Ya hace un tiempo que leí esto de que el GCC 4.3.x ALPHA añade opciones especificas para C2C. Estube pensando en probarlo pero en el ultimo momento me giñé por ser un alpha todavia (no és ni beta).

Se sabe algo sobre sus lanzamientos o evolución?

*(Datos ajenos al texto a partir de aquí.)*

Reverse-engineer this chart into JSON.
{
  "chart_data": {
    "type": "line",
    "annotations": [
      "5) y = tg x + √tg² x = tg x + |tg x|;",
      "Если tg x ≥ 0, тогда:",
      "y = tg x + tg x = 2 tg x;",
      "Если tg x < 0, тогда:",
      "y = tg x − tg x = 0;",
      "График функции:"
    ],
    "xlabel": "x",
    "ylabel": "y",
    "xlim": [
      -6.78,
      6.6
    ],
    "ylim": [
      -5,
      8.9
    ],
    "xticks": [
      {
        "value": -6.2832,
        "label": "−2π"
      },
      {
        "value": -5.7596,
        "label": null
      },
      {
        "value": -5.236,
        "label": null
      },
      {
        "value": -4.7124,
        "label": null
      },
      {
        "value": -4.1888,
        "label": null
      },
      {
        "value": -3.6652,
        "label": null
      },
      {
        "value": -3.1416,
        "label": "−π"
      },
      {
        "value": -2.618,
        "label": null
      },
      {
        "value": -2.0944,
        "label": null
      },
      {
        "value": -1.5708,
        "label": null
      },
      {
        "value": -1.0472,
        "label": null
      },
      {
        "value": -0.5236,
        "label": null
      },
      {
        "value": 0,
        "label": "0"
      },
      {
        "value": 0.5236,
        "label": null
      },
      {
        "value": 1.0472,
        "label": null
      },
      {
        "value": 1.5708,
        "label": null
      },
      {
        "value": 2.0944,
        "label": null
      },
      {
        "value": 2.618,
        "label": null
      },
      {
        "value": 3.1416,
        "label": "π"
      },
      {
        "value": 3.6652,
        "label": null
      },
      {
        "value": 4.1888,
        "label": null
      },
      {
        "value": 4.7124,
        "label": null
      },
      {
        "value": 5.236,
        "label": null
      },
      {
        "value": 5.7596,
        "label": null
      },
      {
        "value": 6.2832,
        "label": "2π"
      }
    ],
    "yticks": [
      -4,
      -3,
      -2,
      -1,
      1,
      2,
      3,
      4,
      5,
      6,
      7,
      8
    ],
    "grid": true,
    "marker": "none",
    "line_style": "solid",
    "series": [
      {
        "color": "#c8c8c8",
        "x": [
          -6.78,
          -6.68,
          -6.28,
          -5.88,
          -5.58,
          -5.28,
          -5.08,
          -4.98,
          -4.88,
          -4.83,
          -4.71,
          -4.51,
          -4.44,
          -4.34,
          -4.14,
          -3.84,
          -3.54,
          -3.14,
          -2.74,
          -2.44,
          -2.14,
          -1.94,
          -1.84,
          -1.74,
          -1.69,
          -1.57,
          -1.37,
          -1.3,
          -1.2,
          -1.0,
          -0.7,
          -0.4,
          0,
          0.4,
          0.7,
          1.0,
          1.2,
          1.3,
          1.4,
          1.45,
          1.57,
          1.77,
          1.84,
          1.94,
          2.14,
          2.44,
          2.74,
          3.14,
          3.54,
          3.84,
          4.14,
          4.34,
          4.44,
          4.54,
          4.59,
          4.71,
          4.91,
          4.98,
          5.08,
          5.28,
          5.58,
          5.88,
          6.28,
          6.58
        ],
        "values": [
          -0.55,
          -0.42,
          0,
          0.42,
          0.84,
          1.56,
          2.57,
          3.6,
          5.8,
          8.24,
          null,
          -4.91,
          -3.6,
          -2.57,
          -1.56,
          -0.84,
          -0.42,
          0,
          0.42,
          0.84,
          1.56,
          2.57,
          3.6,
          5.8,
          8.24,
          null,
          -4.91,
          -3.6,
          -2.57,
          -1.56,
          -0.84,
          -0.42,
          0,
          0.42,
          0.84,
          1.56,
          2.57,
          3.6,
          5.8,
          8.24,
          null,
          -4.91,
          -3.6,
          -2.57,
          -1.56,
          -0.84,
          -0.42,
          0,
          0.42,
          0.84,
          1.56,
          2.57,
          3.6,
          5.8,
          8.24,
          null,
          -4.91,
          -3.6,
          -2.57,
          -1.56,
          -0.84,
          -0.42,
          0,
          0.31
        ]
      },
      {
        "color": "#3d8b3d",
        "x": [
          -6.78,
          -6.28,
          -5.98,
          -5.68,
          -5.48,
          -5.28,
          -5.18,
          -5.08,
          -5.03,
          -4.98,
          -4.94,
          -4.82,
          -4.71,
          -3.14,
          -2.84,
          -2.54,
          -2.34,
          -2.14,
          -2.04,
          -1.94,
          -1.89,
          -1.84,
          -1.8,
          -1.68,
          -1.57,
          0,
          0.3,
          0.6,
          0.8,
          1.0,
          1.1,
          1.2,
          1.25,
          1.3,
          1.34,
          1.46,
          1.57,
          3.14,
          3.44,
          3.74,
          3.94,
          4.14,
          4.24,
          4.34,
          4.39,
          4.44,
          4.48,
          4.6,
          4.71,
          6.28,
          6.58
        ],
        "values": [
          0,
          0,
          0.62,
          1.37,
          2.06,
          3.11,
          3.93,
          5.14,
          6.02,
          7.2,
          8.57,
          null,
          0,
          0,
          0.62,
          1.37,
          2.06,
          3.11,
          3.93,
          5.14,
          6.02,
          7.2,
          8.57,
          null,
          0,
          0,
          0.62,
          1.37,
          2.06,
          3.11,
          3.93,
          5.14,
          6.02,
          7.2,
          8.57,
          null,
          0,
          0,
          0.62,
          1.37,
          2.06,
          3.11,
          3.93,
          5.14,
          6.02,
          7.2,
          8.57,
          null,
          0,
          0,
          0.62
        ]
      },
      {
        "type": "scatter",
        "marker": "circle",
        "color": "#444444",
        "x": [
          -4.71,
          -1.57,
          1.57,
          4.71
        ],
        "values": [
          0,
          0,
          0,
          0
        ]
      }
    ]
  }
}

¿O bien una web para ver como progresa?

----------

## Stolz

Ya salió la 2007.0  :Smile: 

----------

## gringo

 *Quote:*   

> Ya hace un tiempo que leí esto de que el GCC 4.3.x ALPHA añade opciones especificas para C2C. Estube pensando en probarlo pero en el ultimo momento me giñé por ser un alpha todavia (no és ni beta).
> 
> Se sabe algo sobre sus lanzamientos o evolución?
> 
> ¿O bien una web para ver como progresa?

 

ponte en contacto con Dirtyepic para asegurarte, pero creo que él ha portado esa funcionalidad a gcc 4.1  :Wink: 

El 4.2 está al caer por lo que se lee y tb. vendrá con esto de serie si no me equivoco.

saluetes

----------

## zorth

hola.

esta tarde estoy retocando mi desktop con gentoo compilado como x86_64 en mi c2duo y por ahora, parece funcionar todo correctamente MENOS!, que para compilar el driver de nvidia hay que añadir al /etc/make.conf en FEATURES="-sandbox" o el nvidia-driver no hay tu tia que compile y MENOS, que mi nvidia 8800 sigue sin constar correctamente la informacion cuando hago un lspci. por lo demas, todo bastante bien.

----------

## gringo

 *zorth wrote:*   

> hola.
> 
> esta tarde estoy retocando mi desktop con gentoo compilado como x86_64 en mi c2duo y por ahora, parece funcionar todo correctamente MENOS!, que para compilar el driver de nvidia hay que añadir al /etc/make.conf en FEATURES="-sandbox" o el nvidia-driver no hay tu tia que compile y MENOS, que mi nvidia 8800 sigue sin constar correctamente la informacion cuando hago un lspci. por lo demas, todo bastante bien.

 

salió ayer un nuevo driver, igual este funciona mejor ...

saluetes

----------